Note: This page does not address the special rules for decedents dying in 2010. For a description of those rules, see Property Received from 2010 Decedents.
Cash or property you inherit from a decedent is not considered income. You don't have to report it on your income tax return. Of course, if you later receive income from that property (such as dividends on stock) you must report that income.
Your initial basis in stock you inherit is based on the fair market value of the stock on the relevant valuation date. In most cases (see exception below) the valuation date is the date of death. In tax lingo we say that the stock's basis is stepped up (or stepped down) to the date-of-death value.
Example: Sally's father bought 800 shares of XYZ stock many years ago for a total of $1,600. Sally inherited the stock when her father died. On his date of death, the value of the stock was $32,000. Sally's basis in the stock is $32,000. If she sells it for $28,000, she has a loss of $4,000; if she sells it for $40,000 she has a gain of $8,000.
This tax rule provides a significant benefit to Sally. No one had to pay income tax on all that increase in value that occurred while her father owned the stock. Yet Sally gets the same basis as if she bought the stock for $32,000.
This rule can work the other way, though. Suppose Sally's father bought the stock for $32,000, but it was only worth $1,600 when he died. Now the basis will be stepped down. No one will ever receive an income tax deduction for the loss of value in this stock while Sally's father owned it.
There is a special rule under the estate tax that allows the executor (the person in charge of the estate) to elect a different valuation date in certain cases. If the estate qualifies for this election, and the executor makes the election, the valuation date is six months after the date of death. The principal reason for making this election is to reduce the amount of estate tax that must be paid. But the election also has an effect on income tax, because it means you will now use the later date to determine your basis in the stock.

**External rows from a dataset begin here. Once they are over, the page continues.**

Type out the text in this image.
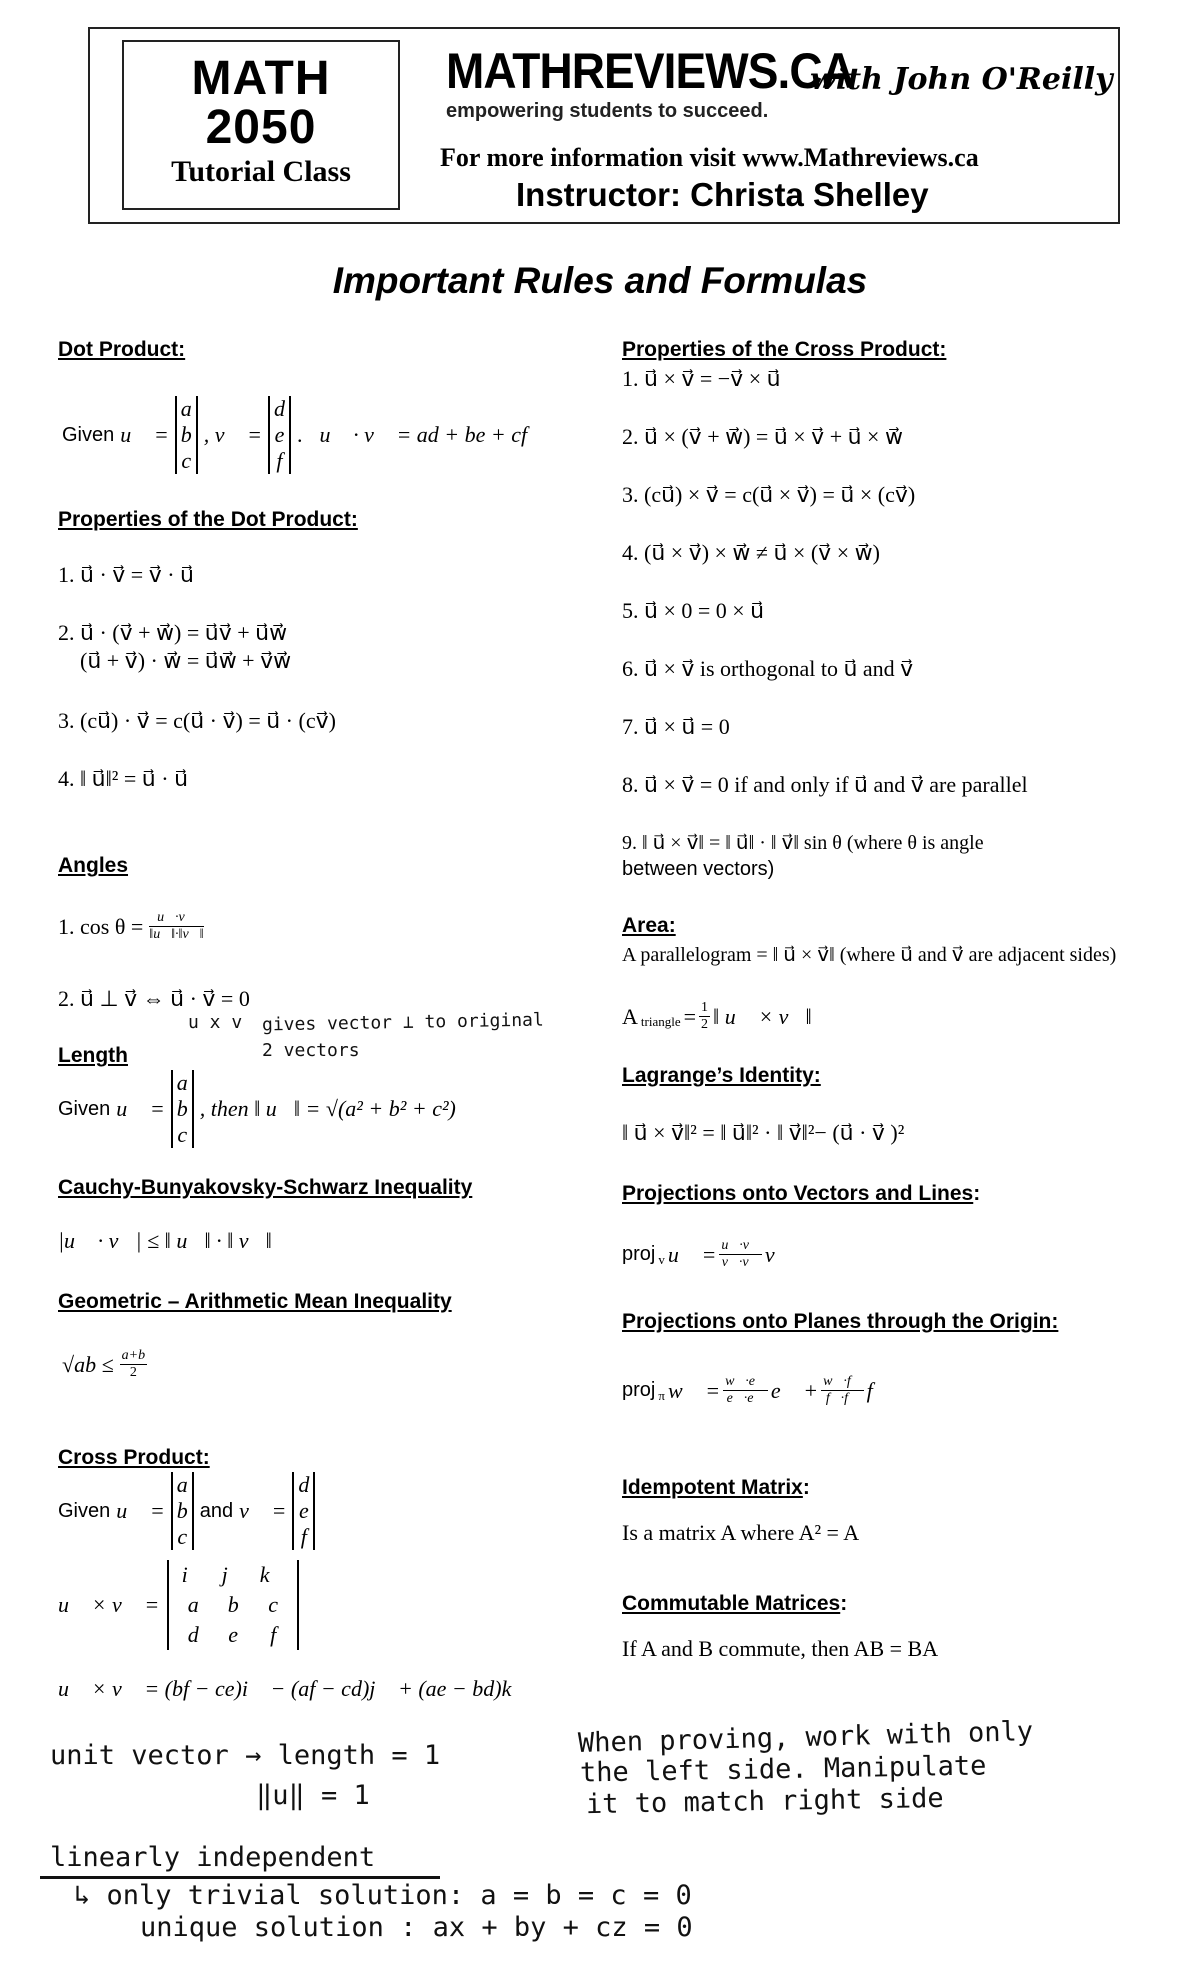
MATH
2050
Tutorial Class
MATHREVIEWS.CA
with John O'Reilly
empowering students to succeed.
For more information visit www.Mathreviews.ca
Instructor: Christa Shelley
Important Rules and Formulas
Dot Product:
Given u⃗ =
a
b
c
, v⃗ =
d
e
f
. u⃗ · v⃗ = ad + be + cf
Properties of the Dot Product:
1. u⃗ · v⃗ = v⃗ · u⃗
2. u⃗ · (v⃗ + w⃗) = u⃗v⃗ + u⃗w⃗
(u⃗ + v⃗) · w⃗ = u⃗w⃗ + v⃗w⃗
3. (cu⃗) · v⃗ = c(u⃗ · v⃗) = u⃗ · (cv⃗)
4. ‖ u⃗‖² = u⃗ · u⃗
Angles
1. $\cos \theta = \frac{u⃗\cdot v⃗}{‖u⃗‖\cdot‖v⃗‖}$
2. u⃗ ⊥ v⃗ ⇔ u⃗ · v⃗ = 0
u x v gives vector ⊥ to original
2 vectors
Length
Given u⃗ =
a
b
c
, then ‖ u⃗‖ = √(a² + b² + c²)
Cauchy-Bunyakovsky-Schwarz Inequality
|u⃗ · v⃗| ≤ ‖ u⃗‖ · ‖ v⃗‖
Geometric – Arithmetic Mean Inequality
$√ab \le \frac{a+b}{2}$
Cross Product:
Given u⃗ =
a
b
c
and v⃗ =
d
e
f
u⃗ × v⃗ =
i⃗ j⃗ k⃗
a	b	c
d	e	f
u⃗ × v⃗ = (bf − ce)i⃗ − (af − cd)j⃗ + (ae − bd)k⃗
Properties of the Cross Product:
1. u⃗ × v⃗ = −v⃗ × u⃗
2. u⃗ × (v⃗ + w⃗) = u⃗ × v⃗ + u⃗ × w⃗
3. (cu⃗) × v⃗ = c(u⃗ × v⃗) = u⃗ × (cv⃗)
4. (u⃗ × v⃗) × w⃗ ≠ u⃗ × (v⃗ × w⃗)
5. u⃗ × 0 = 0 × u⃗
6. u⃗ × v⃗ is orthogonal to u⃗ and v⃗
7. u⃗ × u⃗ = 0
8. u⃗ × v⃗ = 0 if and only if u⃗ and v⃗ are parallel
9. ‖ u⃗ × v⃗‖ = ‖ u⃗‖ · ‖ v⃗‖ sin θ (where θ is angle
between vectors)
Area:
A parallelogram = ‖ u⃗ × v⃗‖ (where u⃗ and v⃗ are adjacent sides)
A triangle = $\frac{1}{2}$ ‖ u⃗ × v⃗‖
Lagrange’s Identity:
‖ u⃗ × v⃗‖² = ‖ u⃗‖² · ‖ v⃗‖²− (u⃗ · v⃗ )²
Projections onto Vectors and Lines:
proj v u⃗ = $\frac{u⃗\cdot v⃗}{v⃗\cdot v⃗}$ v⃗
Projections onto Planes through the Origin:
proj π w⃗ = $\frac{w⃗\cdot e⃗}{e⃗\cdot e⃗}$ e⃗ + $\frac{w⃗\cdot f⃗}{f⃗\cdot f⃗}$ f⃗
Idempotent Matrix:
Is a matrix A where A² = A
Commutable Matrices:
If A and B commute, then AB = BA
unit vector → length = 1
‖u‖ = 1
When proving, work with only
the left side. Manipulate
it to match right side
linearly independent
↳ only trivial solution: a = b = c = 0
unique solution : ax + by + cz = 0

Example: In the example above, the stock had a value of $32,000 on the date of death. Six months later, the stock had a value of $27,000. If the estate qualifies for the alternate valuation date, and the executor makes this election, Sally will take the stock with a basis of $27,000.

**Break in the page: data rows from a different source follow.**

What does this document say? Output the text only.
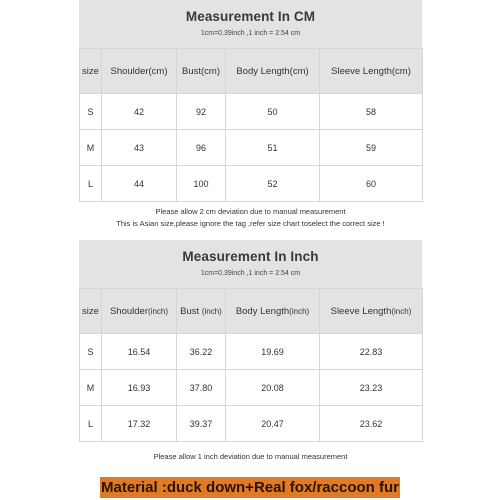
Measurement In CM
1cm=0.39inch ,1 inch = 2.54 cm
size	Shoulder(cm)	Bust(cm)	Body Length(cm)	Sleeve Length(cm)
S	42	92	50	58
M	43	96	51	59
L	44	100	52	60
Please allow 2 cm deviation due to manual measurement
This is Asian size,please ignore the tag ,refer size chart toselect the correct size !
Measurement In Inch
1cm=0.39inch ,1 inch = 2.54 cm
size	Shoulder(inch)	Bust (inch)	Body Length(inch)	Sleeve Length(inch)
S	16.54	36.22	19.69	22.83
M	16.93	37.80	20.08	23.23
L	17.32	39.37	20.47	23.62
Please allow 1 inch deviation due to manual measurement
Material :duck down+Real fox/raccoon fur
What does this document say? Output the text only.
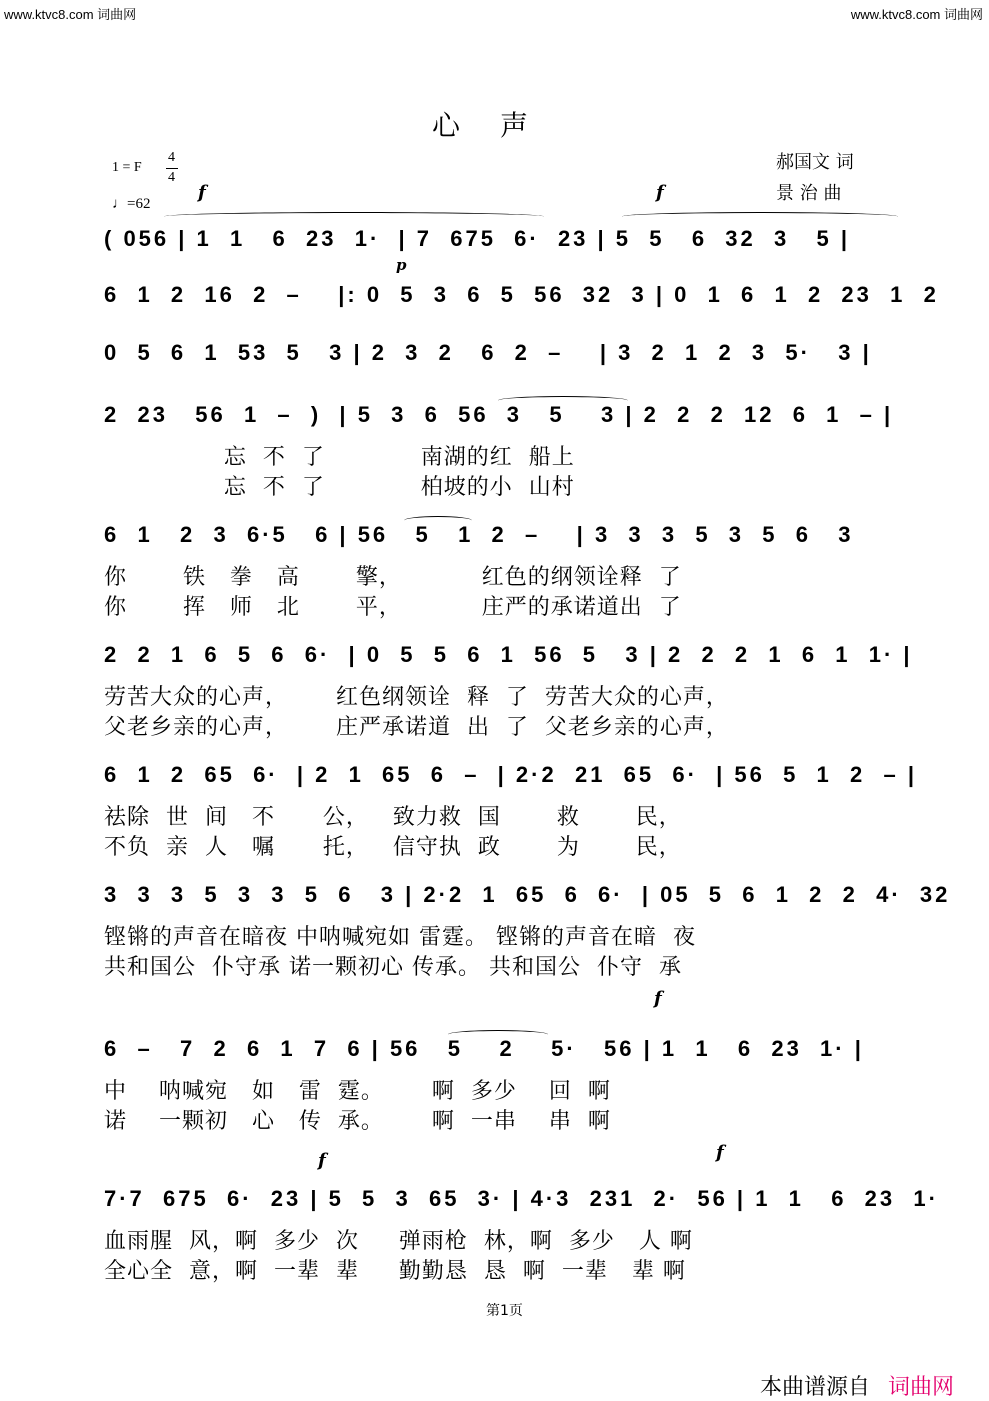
www.ktvc8.com 词曲网	www.ktvc8.com 词曲网
心声
郝国文 词
景 治 曲
1 = F
4
4
♩=62
f	f
p
f
f	f
( 056 | 1  1   6  23  1·  | 7  675  6·  23 | 5  5   6  32  3   5 |
6  1  2  16  2  –    |: 0  5  3  6  5  56  32  3 | 0  1  6  1  2  23  1  2
0  5  6  1  53  5   3 | 2  3  2   6  2  –    | 3  2  1  2  3  5·   3 |
2  23   56  1  –  )  | 5  3  6  56  3   5    3 | 2  2  2  12  6  1  – |
忘  不  了            南湖的红  船上
忘  不  了            柏坡的小  山村
6  1   2  3  6·5   6 | 56   5   1  2  –    | 3  3  3  5  3  5  6   3
你       铁   拳   高       擎，          红色的纲领诠释  了
你       挥   师   北       平，          庄严的承诺道出  了
2  2  1  6  5  6  6·  | 0  5  5  6  1  56  5   3 | 2  2  2  1  6  1  1· |
劳苦大众的心声，      红色纲领诠  释  了  劳苦大众的心声，
父老乡亲的心声，      庄严承诺道  出  了  父老乡亲的心声，
6  1  2  65  6·  | 2  1  65  6  –  | 2·2  21  65  6·  | 56  5  1  2  – |
祛除  世  间   不      公，   致力救  国       救       民，
不负  亲  人   嘱      托，   信守执  政       为       民，
3  3  3  5  3  3  5  6   3 | 2·2  1  65  6  6·  | 05  5  6  1  2  2  4·  32
铿锵的声音在暗夜 中呐喊宛如 雷霆。 铿锵的声音在暗  夜
共和国公  仆守承 诺一颗初心 传承。 共和国公  仆守  承
6  –   7  2  6  1  7  6 | 56   5    2    5·   56 | 1  1   6  23  1· |
中    呐喊宛   如   雷  霆。      啊  多少    回  啊
诺    一颗初   心   传  承。      啊  一串    串  啊
7·7  675  6·  23 | 5  5  3  65  3· | 4·3  231  2·  56 | 1  1   6  23  1·
血雨腥  风，啊  多少  次     弹雨枪  林，啊  多少   人 啊
全心全  意，啊  一辈  辈     勤勤恳  恳  啊  一辈   辈 啊
第1页
本曲谱源自 词曲网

In this example, Sally ends up with a lower basis, which means she may have to pay more income tax when she sells the stock. But the executor probably believed that the election saved an even greater amount of estate tax.
If the executor filed an estate tax return, then you should use the value reported on that return as your basis for the stock you inherited. Many times, the estate is too small to require an estate tax return. In this case, you should check stock listings or other sources to determine the fair market value of the stock on the date of death.
The holding period for stock received from a decedent is automatically considered long-term. It doesn't matter how long the decedent held the stock, or how long the recipient held it. A sale of stock received from a decedent will always produce long-term capital gain or loss.